In Pthread-enabled applications that are built using the Flascc, the main entry point, in order to avoid a time-out due to run over a long period of time, and then run in the background worker. The basic or "UI" workers, when the other threads to perform I / O request, when using the Flash ++, or avm2_ui_thunk(flascc the installation docs/capidocs/avm2.htmland regularly service the request that was created when calling the see). Request is executed falsely the thread that issues the request. In addition, custom Console (the flascc install docs/Reference.html"of flascc Reference Guide in the Implementing a Console When you use the reference to"), UI worker can execute the C code in other situations. This code works as if they are running from different Pthread from other Pthread that are explicitly created from the main Pthread and Pthread. As the main thread and explicitly Pthread that have been created, the UI worker, pthread_getspecific/pthread_setspecificand its own thread local storage that can be accessed via a pthread_selfunique of the returns pthread_tthere is.

Flash++

Flascc には、Flash API の C++ ラッパークラスが提供されています。–lFlash++–lAS3++ をコンパイラに渡して Flash++.h のインクルードと適切なライブラリとのリンクを行うことによって、これらのラッパークラスを使用できるようになります。

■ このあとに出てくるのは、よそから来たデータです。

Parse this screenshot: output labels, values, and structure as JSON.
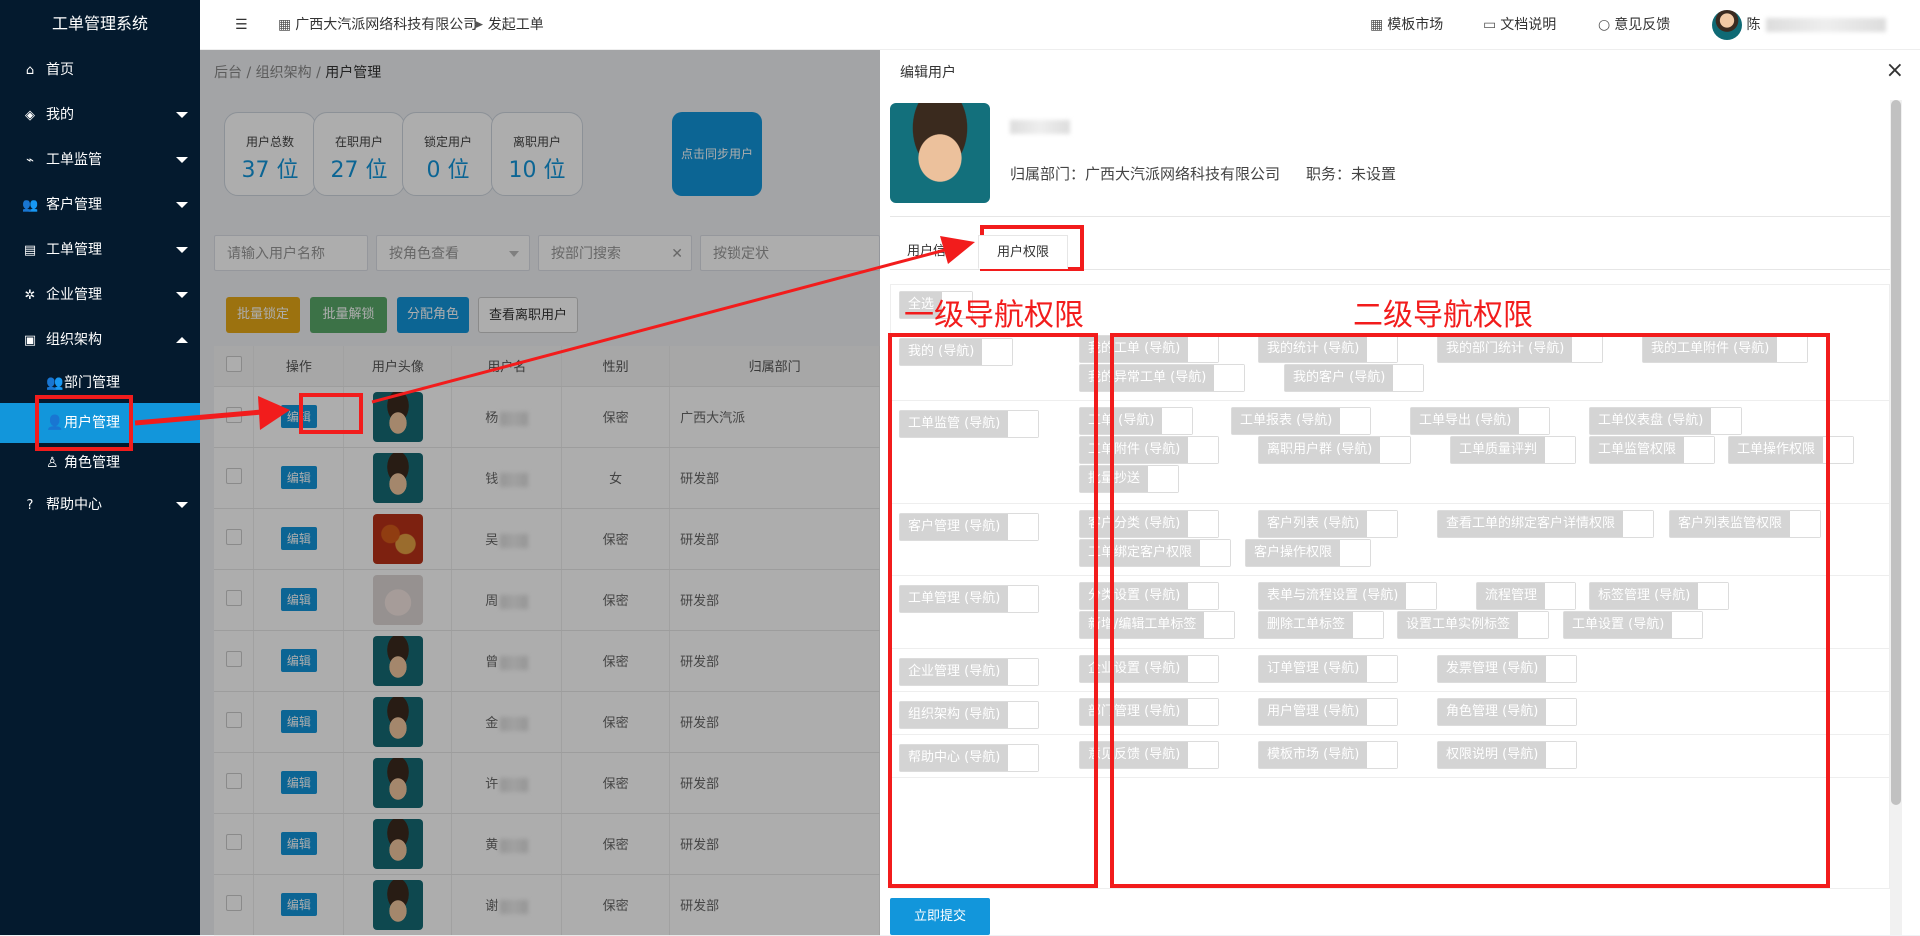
{
  "app_title": "工单管理系统",
  "sidebar": {
    "items": [
      {
        "label": "首页",
        "icon": "home-icon",
        "glyph": "⌂",
        "caret": ""
      },
      {
        "label": "我的",
        "icon": "layers-icon",
        "glyph": "◈",
        "caret": "down"
      },
      {
        "label": "工单监管",
        "icon": "pulse-icon",
        "glyph": "⌁",
        "caret": "down"
      },
      {
        "label": "客户管理",
        "icon": "users-icon",
        "glyph": "👥",
        "caret": "down"
      },
      {
        "label": "工单管理",
        "icon": "document-icon",
        "glyph": "▤",
        "caret": "down"
      },
      {
        "label": "企业管理",
        "icon": "gear-icon",
        "glyph": "✲",
        "caret": "down"
      },
      {
        "label": "组织架构",
        "icon": "org-icon",
        "glyph": "▣",
        "caret": "up"
      }
    ],
    "sub": [
      {
        "label": "部门管理",
        "glyph": "👥"
      },
      {
        "label": "用户管理",
        "glyph": "👤"
      },
      {
        "label": "角色管理",
        "glyph": "♙"
      }
    ],
    "help": {
      "label": "帮助中心",
      "glyph": "?"
    }
  },
  "topbar": {
    "company": "广西大汽派网络科技有限公司",
    "new_ticket": "发起工单",
    "template_market": "模板市场",
    "docs": "文档说明",
    "feedback": "意见反馈",
    "user": "陈"
  },
  "breadcrumb": {
    "a": "后台",
    "b": "组织架构",
    "c": "用户管理",
    "sep": "/"
  },
  "stats": [
    {
      "label": "用户总数",
      "value": "37 位"
    },
    {
      "label": "在职用户",
      "value": "27 位"
    },
    {
      "label": "锁定用户",
      "value": "0 位"
    },
    {
      "label": "离职用户",
      "value": "10 位"
    }
  ],
  "sync_label": "点击同步用户",
  "filters": {
    "name": "请输入用户名称",
    "role": "按角色查看",
    "dept": "按部门搜索",
    "lock": "按锁定状"
  },
  "actions": {
    "lock": "批量锁定",
    "unlock": "批量解锁",
    "assign": "分配角色",
    "left": "查看离职用户"
  },
  "colors": {
    "lock": "#e6a817",
    "unlock": "#59a869",
    "assign": "#1296db",
    "accent": "#1296db",
    "annotation": "#f21c1c"
  },
  "table": {
    "headers": [
      "操作",
      "用户头像",
      "用户名",
      "性别",
      "归属部门"
    ],
    "edit_label": "编辑",
    "rows": [
      {
        "avatar": "boy",
        "name": "杨",
        "gender": "保密",
        "dept": "广西大汽派"
      },
      {
        "avatar": "boy",
        "name": "钱",
        "gender": "女",
        "dept": "研发部"
      },
      {
        "avatar": "food",
        "name": "吴",
        "gender": "保密",
        "dept": "研发部"
      },
      {
        "avatar": "cat",
        "name": "周",
        "gender": "保密",
        "dept": "研发部"
      },
      {
        "avatar": "boy",
        "name": "曾",
        "gender": "保密",
        "dept": "研发部"
      },
      {
        "avatar": "boy",
        "name": "金",
        "gender": "保密",
        "dept": "研发部"
      },
      {
        "avatar": "boy",
        "name": "许",
        "gender": "保密",
        "dept": "研发部"
      },
      {
        "avatar": "boy",
        "name": "黄",
        "gender": "保密",
        "dept": "研发部"
      },
      {
        "avatar": "boy",
        "name": "谢",
        "gender": "保密",
        "dept": "研发部"
      }
    ]
  },
  "drawer": {
    "title": "编辑用户",
    "dept_line": "归属部门：广西大汽派网络科技有限公司",
    "position_line": "职务：未设置",
    "tabs": [
      "用户信息",
      "用户权限"
    ],
    "submit": "立即提交",
    "select_all": "全选",
    "level1_label": "一级导航权限",
    "level2_label": "二级导航权限",
    "groups": [
      {
        "primary": "我的 (导航)",
        "secondary": [
          "我的工单 (导航)",
          "我的统计 (导航)",
          "我的部门统计 (导航)",
          "我的工单附件 (导航)",
          "我的异常工单 (导航)",
          "我的客户 (导航)"
        ]
      },
      {
        "primary": "工单监管 (导航)",
        "secondary": [
          "工单 (导航)",
          "工单报表 (导航)",
          "工单导出 (导航)",
          "工单仪表盘 (导航)",
          "工单附件 (导航)",
          "离职用户群 (导航)",
          "工单质量评判",
          "工单监管权限",
          "工单操作权限",
          "批量抄送"
        ]
      },
      {
        "primary": "客户管理 (导航)",
        "secondary": [
          "客户分类 (导航)",
          "客户列表 (导航)",
          "查看工单的绑定客户详情权限",
          "客户列表监管权限",
          "工单绑定客户权限",
          "客户操作权限"
        ]
      },
      {
        "primary": "工单管理 (导航)",
        "secondary": [
          "分类设置 (导航)",
          "表单与流程设置 (导航)",
          "流程管理",
          "标签管理 (导航)",
          "新增/编辑工单标签",
          "删除工单标签",
          "设置工单实例标签",
          "工单设置 (导航)"
        ]
      },
      {
        "primary": "企业管理 (导航)",
        "secondary": [
          "企业设置 (导航)",
          "订单管理 (导航)",
          "发票管理 (导航)"
        ]
      },
      {
        "primary": "组织架构 (导航)",
        "secondary": [
          "部门管理 (导航)",
          "用户管理 (导航)",
          "角色管理 (导航)"
        ]
      },
      {
        "primary": "帮助中心 (导航)",
        "secondary": [
          "意见反馈 (导航)",
          "模板市场 (导航)",
          "权限说明 (导航)"
        ]
      }
    ]
  }
}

それぞれのラッパークラスには、2 つのバリアントがあります。最初のバリアントは、名前空間 AS3::local にある「ローカル」バリアントです。これらのクラスは、ワーカーの実行において AS3 の値で実行します。つまり、マウスまたはキーボード入力、クリップボードなどへのアクセスは、基本/UI ワーカー外では機能しません。この種のクロスワーカー共有は、デバッグが困難なランタイムエラーにつながります。つまり、Pthread 間で共有できません。

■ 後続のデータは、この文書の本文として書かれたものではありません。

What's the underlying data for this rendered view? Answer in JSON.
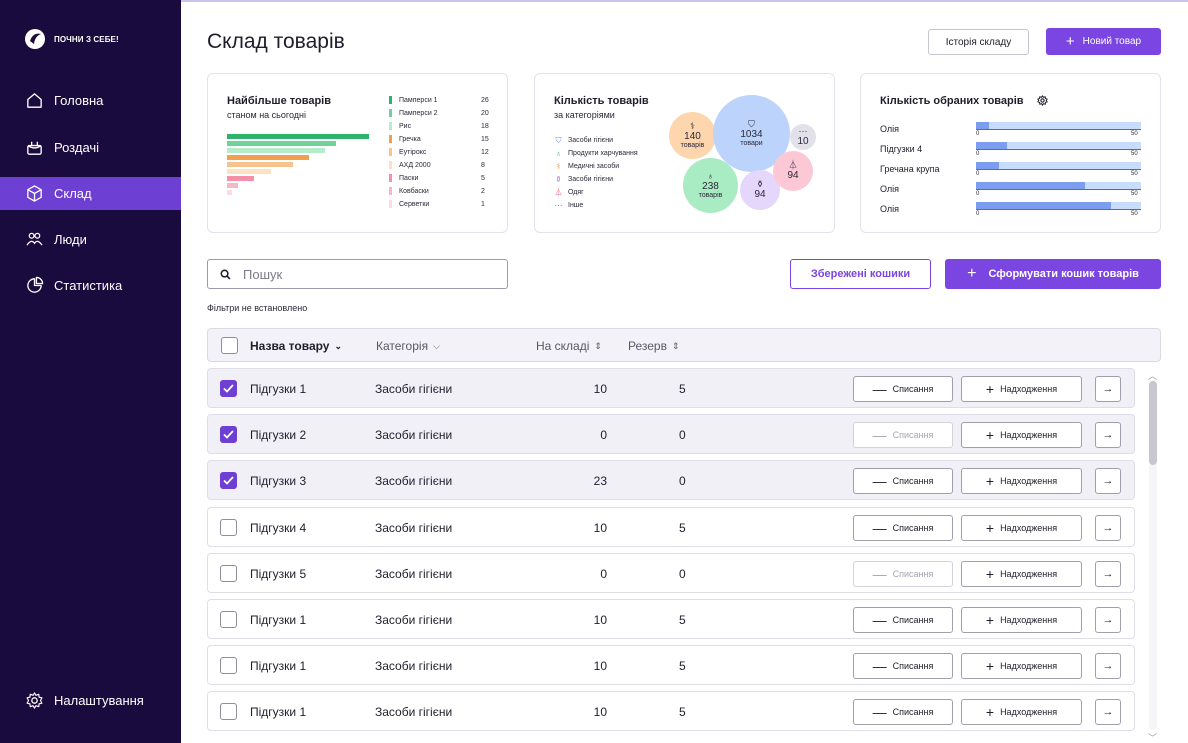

2 つ目のバリアントは、名前空間 AS3::ui にある「ui」バリアントです。これらのクラスは、基本/UI ワーカーで管理された AS3 の値で実行します。この種のバリアントへのアクセスは基本/UI ワーカーに自動的にデリゲートされるため、ワーカー/Pthread 間で共有でき、任意のワーカー/Pthread から UI 機能にアクセスするために使用できます。このデリゲートには、パフォーマンス上のオーバーヘッドがあるため、パフォーマンスを優先する場合は注意して使用する必要があります。

flash++flavors.cpp サンプルファイルでは、Flash++ クラスの 2 つのバリアントの違いを説明し、これらが Pthread や ワーカーと対話する様子が示されています。flash++ui.cpp サンプルファイルでは、複数のスレッドから Flash API と対話するために、Flash++ の「ui」バリアントを使用しています。

次のステップ

By threading support of Flascc, developers use the powerful concurrent programming techniques, while responding to the audience of a wide range of Flash runtime, you can take advantage of modern multi-core CPU.